Obituaries

Pfc. Merton Riser

Sanborn, Iowa — A Sanborn man who gave his life serving his country during World War II, will be returning to Sanborn for burial with full military honors.

19-year old Marine Corps Reserve Pfc. Merton R. Riser, whose remains were finally accounted for  in June, will be buried in a private family service later this month in his hometown of Sanborn.

In November 1943, Riser was a member of Company K, 3rd Battalion, 8th Marine Regiment, 2nd Marine Division, Fleet Marine Force, which landed against stiff Japanese resistance on the small island of Betio in the Tarawa Atoll of the Gilbert Islands, in an attempt to secure the island. Over several days of intense fighting at Tarawa, approximately 1,000 Marines and Sailors were killed and more than 2,000 were wounded, but the Japanese were virtually annihilated. Riser died on the first day of the battle, Nov. 20, 1943.

Despite the heavy casualties suffered by U.S. forces, military success in the battle of Tarawa was a huge victory for the U.S. military because the Gilbert Islands provided the U.S. Navy Pacific Fleet a platform from which to launch assaults on the Marshall and Caroline Islands to advance their Central Pacific Campaign against Japan.

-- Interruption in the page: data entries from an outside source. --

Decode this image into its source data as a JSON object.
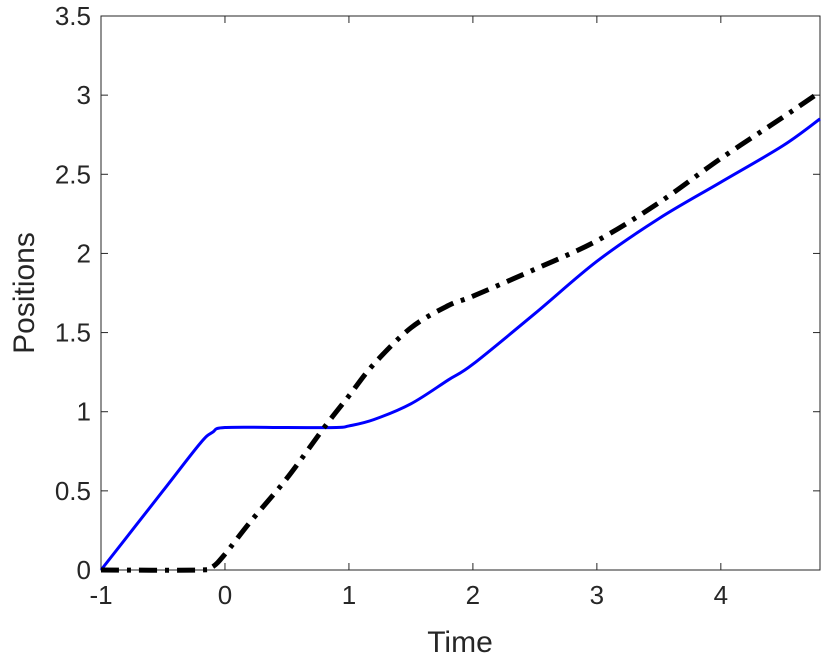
{
  "chart_data": {
    "type": "line",
    "title": "",
    "xlabel": "Time",
    "ylabel": "Positions",
    "xlim": [
      -1,
      4.8
    ],
    "ylim": [
      0,
      3.5
    ],
    "xticks": [
      -1,
      0,
      1,
      2,
      3,
      4
    ],
    "xtick_labels": [
      "-1",
      "0",
      "1",
      "2",
      "3",
      "4"
    ],
    "yticks": [
      0,
      0.5,
      1,
      1.5,
      2,
      2.5,
      3,
      3.5
    ],
    "ytick_labels": [
      "0",
      "0.5",
      "1",
      "1.5",
      "2",
      "2.5",
      "3",
      "3.5"
    ],
    "grid": false,
    "series": [
      {
        "color": "#0000ff",
        "style": "solid",
        "x": [
          -1,
          -0.5,
          -0.2,
          -0.1,
          0,
          0.5,
          0.9,
          1.0,
          1.2,
          1.5,
          1.8,
          2,
          2.5,
          3,
          3.5,
          4,
          4.5,
          4.8
        ],
        "y": [
          0,
          0.5,
          0.8,
          0.87,
          0.9,
          0.9,
          0.9,
          0.91,
          0.95,
          1.05,
          1.2,
          1.3,
          1.62,
          1.95,
          2.22,
          2.45,
          2.68,
          2.85
        ]
      },
      {
        "color": "#000000",
        "style": "dash-dot",
        "x": [
          -1,
          -0.2,
          -0.1,
          0,
          0.2,
          0.5,
          0.8,
          1,
          1.2,
          1.5,
          1.8,
          2,
          2.5,
          3,
          3.5,
          4,
          4.5,
          4.8
        ],
        "y": [
          0,
          0,
          0.02,
          0.1,
          0.3,
          0.58,
          0.9,
          1.1,
          1.3,
          1.53,
          1.67,
          1.73,
          1.9,
          2.08,
          2.32,
          2.6,
          2.86,
          3.02
        ]
      }
    ]
  }
}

In the immediate aftermath of the fighting on Tarawa, U.S. service members who died in the battle were buried in a number of battlefield cemeteries on the island. The 604th Quartermaster Graves Registration Company conducted remains recovery operations on Betio between 1946 and 1947, but Riser’s remains were not identified. All of the remains found on Tarawa were sent to the Schofield Barracks Central Identification Laboratory for identification in 1947.  By 1949, the remains that had not been identified were interred in the National Memorial Cemetery of the Pacific (NMCP), known as the Punchbowl, in Honolulu.

On Nov. 21, 2016, the Defense POW/MIA Accounting Agency, or DPAA, disinterred Tarawa Unknown X-144 from the NMCP for identification.

To identify Riser’s remains, scientists from DPAA, along with the Armed Forces Medical Examiner System used mitochondrial DNA analysis, anthropological and chest radiograph comparison analysis, as well as circumstantial and material evidence.

Of the 16 million Americans who served in World War II, more than 400,000 died during the war.  Currently there are 72,794 service members (approximately 26,000 are assessed as possibly-recoverable) still unaccounted for from World War II. Riser’s name is recorded on the Courts of the Missing at the NMCP (National Medical Center Portsmouth), along with the other MIAs from WWII. A rosette will be placed next to his name to indicate he has been accounted for.